Toronto Wolfpack says missed payroll was just a blip, with new funds coming in
Toronto Wolfpack players react after losing to the London Broncos during second half rugby league action in Toronto on October 7, 2018. The Toronto Wolfpack's feel-good rise through the ranks of world rugby league hit a road bump in December when the transatlantic team missed payroll. But majority owner David Argyle says the payroll was only delayed, with the original ownership group stepping in. And Argyle says short-term pain has led to long-term gain with the club strengthened by a new $10-million investment that helps the bottom line now and in the future. THE CANADIAN PRESS/Nathan Denette
Neil Davidson, The Canadian Press
Published Sunday, January 6, 2019 10:19PM EST
TORONTO - The Toronto Wolfpack's feel-good run through the ranks of world rugby league hit a road bump in December when the transatlantic team missed payroll.
But majority owner David Argyle says the payroll was only delayed, with the original ownership group stepping in. And Argyle says short-term pain has led to long-term gain with the club strengthened by a new $10-million investment that helps the bottom line now and in the future.
“We're in a much better state now because we've had to really focus on the sustainability side,” he said in an interview Sunday.
“We've figured out the commerciality and the sustainability of the club,” he added.
The new investors are Canadian companies whose ties to the franchise will include Wolfpack-branded products in the isotonic beverages, alcohol and wellness areas as well as the injection of cash.
Argyle declined to identify the companies at this stage, saying he is awaiting the proper paperwork given two are publicly listed on Canada exchanges.
The Wolfpack-branded product lines are expected to launch in the first quarter with distribution to more than 40,000 outlets in Canada, the U.S. and Europe as well as online. The deal includes a revenue-sharing agreement that will help secure the club's future, according to Argyle.
The payroll was supposed to be made in the third week of the month. Argyle said the original ownership group stepped in to make a “substantial payment,” adding that all payroll issues will be squared as of Monday.
He cited a volatile economy in the fourth quarter for making it “tough to create additional liquidity.”
“It wasn't from a lack of will or want ... We always knew when we started this thing, it would be a couple of years to build the brand,” he said. “And then we would have to round out the sustainability side.”

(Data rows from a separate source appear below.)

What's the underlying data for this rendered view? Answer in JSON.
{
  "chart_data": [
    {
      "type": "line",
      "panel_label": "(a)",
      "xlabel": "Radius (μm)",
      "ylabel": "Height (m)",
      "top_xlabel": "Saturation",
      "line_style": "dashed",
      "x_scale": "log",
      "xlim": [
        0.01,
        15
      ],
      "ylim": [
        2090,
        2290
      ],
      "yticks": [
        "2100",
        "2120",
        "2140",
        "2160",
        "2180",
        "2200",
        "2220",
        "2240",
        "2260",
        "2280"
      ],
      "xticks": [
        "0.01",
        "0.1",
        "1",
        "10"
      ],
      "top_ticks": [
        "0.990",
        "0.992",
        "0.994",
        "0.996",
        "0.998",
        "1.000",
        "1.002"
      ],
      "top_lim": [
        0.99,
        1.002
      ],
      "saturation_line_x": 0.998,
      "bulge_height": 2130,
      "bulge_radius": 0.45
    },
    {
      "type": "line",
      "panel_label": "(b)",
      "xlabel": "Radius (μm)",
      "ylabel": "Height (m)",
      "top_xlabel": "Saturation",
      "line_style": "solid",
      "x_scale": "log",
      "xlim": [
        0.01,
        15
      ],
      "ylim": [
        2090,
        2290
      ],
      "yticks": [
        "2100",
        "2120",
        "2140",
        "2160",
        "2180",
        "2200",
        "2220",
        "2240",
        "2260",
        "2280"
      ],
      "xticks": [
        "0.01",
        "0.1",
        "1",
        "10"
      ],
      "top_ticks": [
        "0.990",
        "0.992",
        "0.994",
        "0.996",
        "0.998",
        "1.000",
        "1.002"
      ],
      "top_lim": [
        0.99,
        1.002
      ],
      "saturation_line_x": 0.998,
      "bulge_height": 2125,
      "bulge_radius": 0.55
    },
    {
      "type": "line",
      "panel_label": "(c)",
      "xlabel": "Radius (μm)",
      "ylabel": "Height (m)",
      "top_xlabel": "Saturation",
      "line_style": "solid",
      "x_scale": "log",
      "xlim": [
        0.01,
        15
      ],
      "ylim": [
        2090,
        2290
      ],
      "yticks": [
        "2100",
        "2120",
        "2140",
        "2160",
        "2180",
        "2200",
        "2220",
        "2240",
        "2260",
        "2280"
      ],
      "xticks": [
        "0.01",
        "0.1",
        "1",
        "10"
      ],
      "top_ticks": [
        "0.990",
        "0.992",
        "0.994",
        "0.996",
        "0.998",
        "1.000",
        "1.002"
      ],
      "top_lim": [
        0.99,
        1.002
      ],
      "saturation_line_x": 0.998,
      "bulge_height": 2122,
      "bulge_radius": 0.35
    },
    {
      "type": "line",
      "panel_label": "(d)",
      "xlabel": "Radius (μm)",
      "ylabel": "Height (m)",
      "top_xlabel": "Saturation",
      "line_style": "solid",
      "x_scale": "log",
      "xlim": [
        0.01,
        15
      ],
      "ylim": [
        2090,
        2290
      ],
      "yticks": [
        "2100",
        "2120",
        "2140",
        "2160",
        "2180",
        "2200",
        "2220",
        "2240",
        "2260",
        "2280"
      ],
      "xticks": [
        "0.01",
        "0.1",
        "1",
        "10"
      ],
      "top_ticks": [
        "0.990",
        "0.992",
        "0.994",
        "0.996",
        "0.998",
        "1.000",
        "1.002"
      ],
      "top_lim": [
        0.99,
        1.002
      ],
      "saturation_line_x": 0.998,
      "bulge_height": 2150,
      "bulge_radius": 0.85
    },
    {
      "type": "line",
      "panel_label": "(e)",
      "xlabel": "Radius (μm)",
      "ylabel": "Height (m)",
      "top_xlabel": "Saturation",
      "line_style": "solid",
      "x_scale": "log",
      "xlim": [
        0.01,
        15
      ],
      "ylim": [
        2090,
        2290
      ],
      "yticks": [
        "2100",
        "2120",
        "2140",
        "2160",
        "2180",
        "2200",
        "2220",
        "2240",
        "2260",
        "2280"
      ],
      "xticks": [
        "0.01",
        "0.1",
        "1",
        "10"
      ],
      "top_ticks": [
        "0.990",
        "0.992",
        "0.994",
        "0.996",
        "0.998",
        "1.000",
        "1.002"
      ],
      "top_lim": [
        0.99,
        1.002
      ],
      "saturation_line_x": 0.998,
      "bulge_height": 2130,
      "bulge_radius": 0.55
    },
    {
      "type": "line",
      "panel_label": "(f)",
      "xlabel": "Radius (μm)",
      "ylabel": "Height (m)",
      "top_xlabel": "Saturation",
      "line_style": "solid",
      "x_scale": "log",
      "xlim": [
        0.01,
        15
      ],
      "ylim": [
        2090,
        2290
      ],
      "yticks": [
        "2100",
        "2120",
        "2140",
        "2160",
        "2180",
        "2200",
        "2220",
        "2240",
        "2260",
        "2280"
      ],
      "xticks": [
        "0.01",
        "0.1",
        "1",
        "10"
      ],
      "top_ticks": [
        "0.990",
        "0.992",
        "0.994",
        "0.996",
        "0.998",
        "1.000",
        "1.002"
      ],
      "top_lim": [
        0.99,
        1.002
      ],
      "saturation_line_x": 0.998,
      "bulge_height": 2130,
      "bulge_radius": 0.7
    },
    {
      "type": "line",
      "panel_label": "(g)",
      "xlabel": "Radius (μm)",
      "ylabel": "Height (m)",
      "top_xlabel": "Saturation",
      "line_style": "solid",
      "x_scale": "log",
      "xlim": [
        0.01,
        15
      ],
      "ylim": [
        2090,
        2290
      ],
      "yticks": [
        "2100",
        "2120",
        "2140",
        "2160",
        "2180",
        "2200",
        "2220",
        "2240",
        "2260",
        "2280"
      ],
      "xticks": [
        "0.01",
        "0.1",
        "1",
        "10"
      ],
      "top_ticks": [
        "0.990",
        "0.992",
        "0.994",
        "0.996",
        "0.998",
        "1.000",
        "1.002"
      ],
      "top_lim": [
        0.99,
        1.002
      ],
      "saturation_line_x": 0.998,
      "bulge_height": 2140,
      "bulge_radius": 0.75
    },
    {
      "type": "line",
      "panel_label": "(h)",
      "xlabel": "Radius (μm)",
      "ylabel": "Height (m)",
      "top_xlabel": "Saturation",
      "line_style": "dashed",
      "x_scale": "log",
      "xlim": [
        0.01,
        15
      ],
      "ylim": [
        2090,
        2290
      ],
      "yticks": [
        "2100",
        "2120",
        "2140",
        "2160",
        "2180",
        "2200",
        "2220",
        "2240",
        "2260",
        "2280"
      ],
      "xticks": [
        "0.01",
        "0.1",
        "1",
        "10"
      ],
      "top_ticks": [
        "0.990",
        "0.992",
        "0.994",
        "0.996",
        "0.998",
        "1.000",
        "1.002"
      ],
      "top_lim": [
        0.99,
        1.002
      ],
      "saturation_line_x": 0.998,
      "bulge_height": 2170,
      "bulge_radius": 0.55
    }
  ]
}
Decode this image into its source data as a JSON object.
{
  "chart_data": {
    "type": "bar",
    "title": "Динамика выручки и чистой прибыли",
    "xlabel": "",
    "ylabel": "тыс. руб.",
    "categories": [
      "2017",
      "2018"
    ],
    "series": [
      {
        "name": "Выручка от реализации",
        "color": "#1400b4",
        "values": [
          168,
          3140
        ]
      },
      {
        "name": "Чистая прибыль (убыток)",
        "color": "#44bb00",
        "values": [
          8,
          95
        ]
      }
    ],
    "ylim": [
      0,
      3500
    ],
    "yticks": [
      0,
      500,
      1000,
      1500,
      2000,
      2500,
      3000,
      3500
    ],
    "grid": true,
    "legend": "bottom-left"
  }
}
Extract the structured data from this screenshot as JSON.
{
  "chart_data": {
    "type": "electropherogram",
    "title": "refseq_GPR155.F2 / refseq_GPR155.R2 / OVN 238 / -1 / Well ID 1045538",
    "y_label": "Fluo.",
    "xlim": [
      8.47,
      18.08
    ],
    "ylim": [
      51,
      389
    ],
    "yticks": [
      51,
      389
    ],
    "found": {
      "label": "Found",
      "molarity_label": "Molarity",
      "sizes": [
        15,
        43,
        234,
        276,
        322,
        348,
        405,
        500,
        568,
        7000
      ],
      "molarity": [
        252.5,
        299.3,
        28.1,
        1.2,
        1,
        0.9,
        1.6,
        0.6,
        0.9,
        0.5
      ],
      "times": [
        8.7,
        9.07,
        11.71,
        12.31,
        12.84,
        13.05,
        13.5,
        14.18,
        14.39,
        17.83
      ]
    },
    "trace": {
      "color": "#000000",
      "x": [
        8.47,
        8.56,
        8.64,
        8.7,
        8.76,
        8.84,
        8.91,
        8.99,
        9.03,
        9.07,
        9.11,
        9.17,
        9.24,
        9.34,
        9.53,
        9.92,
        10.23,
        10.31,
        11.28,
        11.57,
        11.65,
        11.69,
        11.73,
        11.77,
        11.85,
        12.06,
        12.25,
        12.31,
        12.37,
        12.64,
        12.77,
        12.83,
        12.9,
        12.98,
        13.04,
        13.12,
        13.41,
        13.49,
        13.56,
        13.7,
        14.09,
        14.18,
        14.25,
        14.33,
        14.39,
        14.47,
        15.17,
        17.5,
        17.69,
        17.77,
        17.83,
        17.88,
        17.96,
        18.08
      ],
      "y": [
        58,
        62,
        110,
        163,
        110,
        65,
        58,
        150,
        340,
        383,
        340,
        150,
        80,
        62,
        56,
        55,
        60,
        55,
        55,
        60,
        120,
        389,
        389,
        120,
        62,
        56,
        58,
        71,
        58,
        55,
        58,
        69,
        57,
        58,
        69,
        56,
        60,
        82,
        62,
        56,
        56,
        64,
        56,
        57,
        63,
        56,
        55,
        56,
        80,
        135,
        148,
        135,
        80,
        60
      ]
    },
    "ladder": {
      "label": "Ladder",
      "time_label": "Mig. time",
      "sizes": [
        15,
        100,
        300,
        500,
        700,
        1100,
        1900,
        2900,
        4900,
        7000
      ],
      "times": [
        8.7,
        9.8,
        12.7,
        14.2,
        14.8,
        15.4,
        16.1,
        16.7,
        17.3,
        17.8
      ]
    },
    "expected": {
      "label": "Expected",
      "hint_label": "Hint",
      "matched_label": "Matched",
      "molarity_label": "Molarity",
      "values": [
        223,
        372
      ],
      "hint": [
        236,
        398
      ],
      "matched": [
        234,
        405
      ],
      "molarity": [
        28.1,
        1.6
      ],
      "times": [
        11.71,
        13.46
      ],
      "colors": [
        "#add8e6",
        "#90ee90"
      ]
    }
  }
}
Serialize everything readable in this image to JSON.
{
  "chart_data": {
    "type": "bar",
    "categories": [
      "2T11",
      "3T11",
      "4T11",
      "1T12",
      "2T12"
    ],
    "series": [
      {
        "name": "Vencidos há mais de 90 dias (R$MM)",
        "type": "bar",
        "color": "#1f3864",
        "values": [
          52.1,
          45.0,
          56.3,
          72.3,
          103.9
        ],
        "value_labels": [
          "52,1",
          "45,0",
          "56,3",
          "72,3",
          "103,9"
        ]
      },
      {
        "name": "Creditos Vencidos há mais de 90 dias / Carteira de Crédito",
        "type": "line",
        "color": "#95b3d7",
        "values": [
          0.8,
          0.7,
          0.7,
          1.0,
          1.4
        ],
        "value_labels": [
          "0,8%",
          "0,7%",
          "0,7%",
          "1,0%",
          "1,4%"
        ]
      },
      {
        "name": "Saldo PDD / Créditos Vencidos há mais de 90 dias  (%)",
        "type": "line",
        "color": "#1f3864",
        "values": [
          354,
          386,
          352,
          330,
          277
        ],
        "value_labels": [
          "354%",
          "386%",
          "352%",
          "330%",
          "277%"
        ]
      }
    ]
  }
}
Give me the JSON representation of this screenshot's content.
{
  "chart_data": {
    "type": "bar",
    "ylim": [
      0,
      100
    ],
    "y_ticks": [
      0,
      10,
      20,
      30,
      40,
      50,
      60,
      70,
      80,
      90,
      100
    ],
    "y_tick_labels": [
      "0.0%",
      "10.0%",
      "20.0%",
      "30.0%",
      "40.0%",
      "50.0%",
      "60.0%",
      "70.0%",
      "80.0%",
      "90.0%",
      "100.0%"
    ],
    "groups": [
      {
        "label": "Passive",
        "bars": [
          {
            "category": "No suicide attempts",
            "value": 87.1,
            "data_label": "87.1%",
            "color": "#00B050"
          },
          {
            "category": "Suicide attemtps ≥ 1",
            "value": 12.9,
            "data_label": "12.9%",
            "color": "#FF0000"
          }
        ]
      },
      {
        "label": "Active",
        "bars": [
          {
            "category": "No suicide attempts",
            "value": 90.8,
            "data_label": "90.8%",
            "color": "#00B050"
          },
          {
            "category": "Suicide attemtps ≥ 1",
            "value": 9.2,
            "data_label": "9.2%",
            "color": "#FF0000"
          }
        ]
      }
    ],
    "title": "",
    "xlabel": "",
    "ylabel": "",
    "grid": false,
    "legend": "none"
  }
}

The Wolfpack won England's third-tier League 1 in the club's inaugural 2017 season and topped the second-tier Betfred Championship in 2018. Toronto missed automatic promotion to the Super League on points difference before losing a promotion playoff dubbed the Million Pound Game 4-2 to London Broncos on Oct. 7.
The team has been a roaring success on the field, with a 53-7-3 career record. That success has helped draw a loyal following to its Lamport Stadium home, although the franchise has not been shy about giving out tickets in its early stages.
As the lone North American team in the largely English league, Toronto faces unique challenges. Missing out on promotion to the top tier likely didn't help.
Under its current agreement with the Rugby Football League, Toronto has to pay for the travel and accommodation costs of visiting teams - a burden eased by its sponsorship deal with Air Transat.
The Wolfpack will work under a salary cap of two million pounds ($3.4 million) in 2019.
Revenue currently comes from tickets, sponsorships and merchandise sales, with the new investment deal expected to boost the numbers.
Unlike English clubs, the Wolfpack also do not get a cut of the league's TV deal.
The team currently pays for TV production of its home games as it strives to build its brand. It says its games reach 150 million homes across 19 countries. Argyle says staging the Million Pound Game cost $250,000 in production and other costs.
The Wolfpack's original ownership group featured 15 investors, seven of whom have serious stakes. Argyle, who remains the team's chairman, say all remain involved.
“This is basically more money coming in,” said Argyle, a Toronto-based Australian who works in the mining, energy and agriculture sectors.
Argyle said the temporary shortfall had nothing to do with the recent announcement that the Wolfpack had bought a minority stake in the third-tier London Skolars. The cash component of that deal comes down the line, he said.
The Wolfpack are currently preparing for the new Championship season at their training camp in Manchester.
Toronto, under new coach Brian McDermott, will open the season Feb. 3 at the newly promoted York City Knights and play its first 11 games on the road.
The home opener at Lamport Stadium is April 28 against Swinton Lions.